Among these efforts are discussions to establish an accountability framework to promote transparency by helping participants detect if companies in their ad tech supply chain are not conforming with relevant privacy requirements.
Speaking recently with Digiday, Pierre Diennet, vp of product management at Lotame, described the discussions as aiming to promote transparency by demonstrating to the public that they do have control over how their personal data is processed by the industry.
“This is a framework across which we’re going to communicate people’s privacy selections so that we can meet the requirements,” he added. “And here’s how we’re going to do it across every jurisdiction at every step across the world.”
These efforts were showcased earlier this week at an event hosted by IAB Tech Lab where representatives of some of the internet’s biggest names, including Google and Meta, also discussed ongoing proposals to maintain targeted advertising and measurement.
Speaking from the conference stage, Garrett McGrath, vp product management at Magnite, who also serves as a prominent member of Prebid.org, noted how there are diverging opinions on how best to move ahead and that uptake of any particular solution would likely be slow.
“There are lot of opinions about whether or not to share assets with certain parts of the ecosystem,” he noted. “When we talk to a variety of publishers, we get a variety of [differing] opinions … and we have long philosophical conversations.”
Two of the hot button topics discussed at the event were Interactive Privacy Attribution, a joint proposal sponsored by Meta and Mozilla, as well as the Google-led Privacy Sandbox proposal with advocates of these methods promoting their wares.

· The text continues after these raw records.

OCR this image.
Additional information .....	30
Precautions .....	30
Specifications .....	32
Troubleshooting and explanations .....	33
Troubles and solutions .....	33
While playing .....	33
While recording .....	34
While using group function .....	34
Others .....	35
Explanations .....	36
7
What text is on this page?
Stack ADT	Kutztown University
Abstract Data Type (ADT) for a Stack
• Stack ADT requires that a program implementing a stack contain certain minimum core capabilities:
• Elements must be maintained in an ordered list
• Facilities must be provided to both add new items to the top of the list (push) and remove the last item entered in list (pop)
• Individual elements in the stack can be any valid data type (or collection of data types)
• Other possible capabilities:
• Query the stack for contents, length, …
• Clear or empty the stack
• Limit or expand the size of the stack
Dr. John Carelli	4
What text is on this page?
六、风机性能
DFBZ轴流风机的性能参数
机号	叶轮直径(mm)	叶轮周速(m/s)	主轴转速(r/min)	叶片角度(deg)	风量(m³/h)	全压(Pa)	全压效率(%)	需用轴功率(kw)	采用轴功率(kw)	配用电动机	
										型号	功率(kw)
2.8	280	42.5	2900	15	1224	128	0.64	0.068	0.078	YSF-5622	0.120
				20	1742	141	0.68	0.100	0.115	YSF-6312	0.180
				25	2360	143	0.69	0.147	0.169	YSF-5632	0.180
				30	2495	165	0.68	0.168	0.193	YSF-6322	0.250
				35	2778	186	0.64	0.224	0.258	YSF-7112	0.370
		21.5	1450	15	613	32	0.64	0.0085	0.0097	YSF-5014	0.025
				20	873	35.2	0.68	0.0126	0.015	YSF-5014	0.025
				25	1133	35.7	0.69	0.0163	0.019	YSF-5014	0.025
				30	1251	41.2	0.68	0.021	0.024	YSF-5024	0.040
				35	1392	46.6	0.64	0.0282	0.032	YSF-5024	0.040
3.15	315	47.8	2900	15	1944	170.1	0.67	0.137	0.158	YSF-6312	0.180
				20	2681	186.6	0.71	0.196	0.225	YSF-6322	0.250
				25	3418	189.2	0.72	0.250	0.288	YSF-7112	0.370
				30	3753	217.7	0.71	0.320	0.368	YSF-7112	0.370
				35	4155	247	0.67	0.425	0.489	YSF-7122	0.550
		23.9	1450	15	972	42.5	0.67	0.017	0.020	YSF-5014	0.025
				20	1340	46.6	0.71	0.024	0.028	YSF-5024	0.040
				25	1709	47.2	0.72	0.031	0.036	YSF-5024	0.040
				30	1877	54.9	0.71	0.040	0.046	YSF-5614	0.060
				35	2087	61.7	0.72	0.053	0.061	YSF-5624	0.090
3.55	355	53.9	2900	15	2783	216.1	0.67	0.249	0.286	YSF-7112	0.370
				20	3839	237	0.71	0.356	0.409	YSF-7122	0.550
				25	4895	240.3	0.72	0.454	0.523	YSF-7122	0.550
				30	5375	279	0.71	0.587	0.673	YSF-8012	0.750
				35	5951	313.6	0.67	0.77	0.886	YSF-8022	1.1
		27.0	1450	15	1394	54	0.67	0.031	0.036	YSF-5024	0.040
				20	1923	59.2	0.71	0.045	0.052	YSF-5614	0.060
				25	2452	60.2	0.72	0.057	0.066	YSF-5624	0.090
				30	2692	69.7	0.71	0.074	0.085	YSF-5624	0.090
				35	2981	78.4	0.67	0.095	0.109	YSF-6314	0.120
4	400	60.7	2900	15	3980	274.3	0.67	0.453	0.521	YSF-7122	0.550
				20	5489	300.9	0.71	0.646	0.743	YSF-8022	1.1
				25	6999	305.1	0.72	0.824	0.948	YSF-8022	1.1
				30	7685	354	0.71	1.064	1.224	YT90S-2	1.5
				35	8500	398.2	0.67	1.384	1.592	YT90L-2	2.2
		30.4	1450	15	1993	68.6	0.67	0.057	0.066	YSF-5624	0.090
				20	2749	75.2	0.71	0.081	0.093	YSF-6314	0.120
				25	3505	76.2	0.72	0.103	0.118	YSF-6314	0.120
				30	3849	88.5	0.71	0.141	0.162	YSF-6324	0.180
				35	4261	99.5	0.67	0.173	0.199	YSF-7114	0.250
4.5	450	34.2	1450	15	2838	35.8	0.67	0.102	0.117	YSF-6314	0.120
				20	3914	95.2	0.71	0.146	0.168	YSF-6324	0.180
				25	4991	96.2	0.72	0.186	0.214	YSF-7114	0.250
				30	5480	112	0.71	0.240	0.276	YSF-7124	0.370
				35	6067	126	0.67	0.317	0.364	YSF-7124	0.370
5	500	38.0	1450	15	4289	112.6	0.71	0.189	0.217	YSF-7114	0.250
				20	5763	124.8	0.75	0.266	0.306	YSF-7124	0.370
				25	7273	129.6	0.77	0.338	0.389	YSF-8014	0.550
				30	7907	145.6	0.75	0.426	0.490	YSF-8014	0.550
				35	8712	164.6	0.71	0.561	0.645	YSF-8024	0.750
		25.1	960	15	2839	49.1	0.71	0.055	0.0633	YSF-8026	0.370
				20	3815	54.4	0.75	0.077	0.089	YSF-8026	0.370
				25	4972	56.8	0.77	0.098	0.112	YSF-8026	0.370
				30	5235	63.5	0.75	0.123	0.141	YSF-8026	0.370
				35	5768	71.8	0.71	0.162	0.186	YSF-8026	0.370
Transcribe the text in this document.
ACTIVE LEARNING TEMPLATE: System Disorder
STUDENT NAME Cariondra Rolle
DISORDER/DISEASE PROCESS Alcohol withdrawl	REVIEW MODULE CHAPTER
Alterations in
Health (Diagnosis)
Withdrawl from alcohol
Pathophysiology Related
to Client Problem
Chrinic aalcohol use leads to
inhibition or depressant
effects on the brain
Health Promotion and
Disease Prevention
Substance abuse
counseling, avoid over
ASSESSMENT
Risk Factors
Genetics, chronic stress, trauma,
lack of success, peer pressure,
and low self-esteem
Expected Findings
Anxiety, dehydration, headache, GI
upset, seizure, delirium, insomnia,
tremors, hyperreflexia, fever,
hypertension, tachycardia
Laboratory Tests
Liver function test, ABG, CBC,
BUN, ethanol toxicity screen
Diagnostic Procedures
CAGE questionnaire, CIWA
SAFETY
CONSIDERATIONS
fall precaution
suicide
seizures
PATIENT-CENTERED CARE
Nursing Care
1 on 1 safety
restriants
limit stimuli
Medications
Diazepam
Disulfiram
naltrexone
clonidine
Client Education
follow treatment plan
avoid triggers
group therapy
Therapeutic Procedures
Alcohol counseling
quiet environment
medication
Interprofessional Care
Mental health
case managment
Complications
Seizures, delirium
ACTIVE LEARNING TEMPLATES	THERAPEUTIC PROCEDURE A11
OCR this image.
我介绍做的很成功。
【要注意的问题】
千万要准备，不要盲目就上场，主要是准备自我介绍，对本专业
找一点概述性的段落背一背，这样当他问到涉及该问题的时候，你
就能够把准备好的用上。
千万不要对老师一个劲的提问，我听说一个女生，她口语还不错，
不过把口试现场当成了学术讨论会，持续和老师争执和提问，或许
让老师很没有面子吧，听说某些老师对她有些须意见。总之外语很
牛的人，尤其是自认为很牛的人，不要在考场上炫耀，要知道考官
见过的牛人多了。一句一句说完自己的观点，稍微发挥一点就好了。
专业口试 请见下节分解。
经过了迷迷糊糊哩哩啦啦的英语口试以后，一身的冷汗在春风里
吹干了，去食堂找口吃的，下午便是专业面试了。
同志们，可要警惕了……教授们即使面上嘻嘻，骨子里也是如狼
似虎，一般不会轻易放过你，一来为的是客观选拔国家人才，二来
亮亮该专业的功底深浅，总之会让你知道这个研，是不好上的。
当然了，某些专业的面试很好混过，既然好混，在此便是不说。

Casey Beal, an exec who handles privacy within the ads ecosystem at Meta, noted how IPA proposes a methodology whereby pseudonymized match keys are used to help advertisers better understand how their ads deliver ROI. “This is key to the proposal as it enables cross-device attribution which was previously limited in other proposals [such as those from Apple or Google] to either on the device or web platform.”
Speaking separately, Michael Kleber, principal software engineer at Google, noted how a lot of parties in the industry are currently assessing their “threat models” before deciding which proposals for continued online advertising and measurement they’ll advocate.
“A lot of people are worried about how a single bad actor can infect the ecosystem and be able to ruin things for other people,” he said, noting how Privacy Sandbox differs from IPA’s methods. “That gets into very sticky questions about where they’re joining identity graph comes from that I think are pretty hard to answer.”
Discussions around the IAB Tech Lab’s accountability framework are ongoing.